Além disso, a UE já estabeleceu desde 2024 a introdução de limites de emissões de GEE ao setor de transporte marítimo. Isso significa que o combustível utilizado pelas embarcações marítimas terá que ser oriundo de matriz renovável já em 2025 2%, chegando até 2050 em 80%. Isso poderá colocar o Brasil numa berlinda, entre produzir grãos para commodities ou migrar sua produção para abastecer as usinas de etanol e biocombustíveis.

 

DIREITOS HUMANOS

 

Outra exigência que passa a vigorar na UE refere-se a uma adoção de uma auditoria de “boas práticas” para atestar que os direitos humanos estão sendo respeitados pelos fornecedores.
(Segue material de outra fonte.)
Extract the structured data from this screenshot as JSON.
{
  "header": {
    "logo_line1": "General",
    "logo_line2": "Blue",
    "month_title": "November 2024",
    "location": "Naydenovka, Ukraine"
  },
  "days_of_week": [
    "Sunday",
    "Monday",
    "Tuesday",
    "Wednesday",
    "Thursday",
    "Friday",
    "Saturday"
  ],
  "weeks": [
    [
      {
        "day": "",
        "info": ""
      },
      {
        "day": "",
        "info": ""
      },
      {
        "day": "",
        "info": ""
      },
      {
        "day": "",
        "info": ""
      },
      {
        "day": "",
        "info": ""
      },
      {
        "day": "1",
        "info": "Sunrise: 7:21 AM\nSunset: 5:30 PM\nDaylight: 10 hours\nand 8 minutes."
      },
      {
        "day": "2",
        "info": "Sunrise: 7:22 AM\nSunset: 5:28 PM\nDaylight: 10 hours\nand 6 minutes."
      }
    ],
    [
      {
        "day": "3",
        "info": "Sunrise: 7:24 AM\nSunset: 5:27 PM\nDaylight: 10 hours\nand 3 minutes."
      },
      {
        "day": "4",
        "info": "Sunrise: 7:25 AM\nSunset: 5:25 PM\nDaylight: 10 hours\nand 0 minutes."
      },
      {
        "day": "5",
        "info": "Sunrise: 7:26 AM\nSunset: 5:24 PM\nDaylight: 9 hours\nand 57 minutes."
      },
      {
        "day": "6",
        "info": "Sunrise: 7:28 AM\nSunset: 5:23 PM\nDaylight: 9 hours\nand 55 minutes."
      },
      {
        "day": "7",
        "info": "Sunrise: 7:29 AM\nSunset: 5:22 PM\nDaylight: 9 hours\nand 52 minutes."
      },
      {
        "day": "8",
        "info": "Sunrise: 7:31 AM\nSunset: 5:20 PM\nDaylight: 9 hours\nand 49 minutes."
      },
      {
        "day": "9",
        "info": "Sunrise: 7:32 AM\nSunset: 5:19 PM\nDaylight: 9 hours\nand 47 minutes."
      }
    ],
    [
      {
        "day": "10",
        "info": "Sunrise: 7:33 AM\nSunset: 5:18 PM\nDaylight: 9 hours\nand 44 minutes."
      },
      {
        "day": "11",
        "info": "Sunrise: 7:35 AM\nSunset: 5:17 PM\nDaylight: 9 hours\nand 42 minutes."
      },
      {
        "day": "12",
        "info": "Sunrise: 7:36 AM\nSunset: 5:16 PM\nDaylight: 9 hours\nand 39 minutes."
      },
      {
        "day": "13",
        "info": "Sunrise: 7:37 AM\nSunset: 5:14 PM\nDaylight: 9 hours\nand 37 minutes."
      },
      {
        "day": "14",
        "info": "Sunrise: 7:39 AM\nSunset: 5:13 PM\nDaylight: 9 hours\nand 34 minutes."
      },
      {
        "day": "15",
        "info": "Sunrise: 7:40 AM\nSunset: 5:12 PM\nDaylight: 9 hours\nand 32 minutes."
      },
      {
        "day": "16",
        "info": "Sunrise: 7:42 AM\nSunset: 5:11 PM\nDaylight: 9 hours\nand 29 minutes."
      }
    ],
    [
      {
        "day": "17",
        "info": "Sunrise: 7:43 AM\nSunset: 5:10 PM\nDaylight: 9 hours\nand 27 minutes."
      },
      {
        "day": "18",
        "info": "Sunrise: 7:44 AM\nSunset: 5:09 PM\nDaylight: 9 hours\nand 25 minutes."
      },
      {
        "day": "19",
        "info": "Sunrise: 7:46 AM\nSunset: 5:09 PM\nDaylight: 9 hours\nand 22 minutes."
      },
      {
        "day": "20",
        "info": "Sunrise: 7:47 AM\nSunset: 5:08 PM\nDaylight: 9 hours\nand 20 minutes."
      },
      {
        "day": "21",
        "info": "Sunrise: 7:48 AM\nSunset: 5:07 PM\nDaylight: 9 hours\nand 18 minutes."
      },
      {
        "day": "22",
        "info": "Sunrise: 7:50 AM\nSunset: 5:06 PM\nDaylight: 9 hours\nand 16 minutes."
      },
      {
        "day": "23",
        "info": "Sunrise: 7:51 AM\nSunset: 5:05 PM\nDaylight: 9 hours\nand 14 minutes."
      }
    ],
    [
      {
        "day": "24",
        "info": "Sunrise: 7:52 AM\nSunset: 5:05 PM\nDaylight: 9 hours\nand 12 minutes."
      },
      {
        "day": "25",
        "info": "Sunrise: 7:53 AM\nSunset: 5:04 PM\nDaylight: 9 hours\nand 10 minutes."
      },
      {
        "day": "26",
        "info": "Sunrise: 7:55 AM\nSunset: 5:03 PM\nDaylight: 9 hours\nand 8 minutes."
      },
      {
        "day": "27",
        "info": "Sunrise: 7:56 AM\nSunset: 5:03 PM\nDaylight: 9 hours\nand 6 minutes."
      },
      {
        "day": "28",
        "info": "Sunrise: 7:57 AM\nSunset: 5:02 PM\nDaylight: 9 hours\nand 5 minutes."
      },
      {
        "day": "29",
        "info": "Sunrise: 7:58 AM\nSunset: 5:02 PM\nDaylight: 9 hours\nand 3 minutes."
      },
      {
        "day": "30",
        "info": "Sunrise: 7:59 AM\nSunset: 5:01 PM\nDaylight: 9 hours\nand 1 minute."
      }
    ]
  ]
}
Em complemento a isso, no ano passado, a Alemanha adotou uma legislação que torna obrigatório às empresas com mais de três mil funcionários a fazer a devida diligência de direitos humanos nas suas operações, assim como comprovarem comprometimento dos fornecedores.

 

Da mesma forma, a UE também terá regras mais rígidas que poderão excluir as exportações que tiverem conexões com o trabalho forçado e laboro infantil, poluição causada por exploração petrolífera e despejos forçados. A decisão alemã se junta a França, Noruega, Holanda e Suíça – que já aplicam estas regras. Para que as exportações sejam regularizadas e retornadas, esse conjunto de países europeus passaram a exigir a apropriação de terras daqueles que cometerem esses crimes. 

 

Com informações do Prática ESG do jornal Valor Econômico.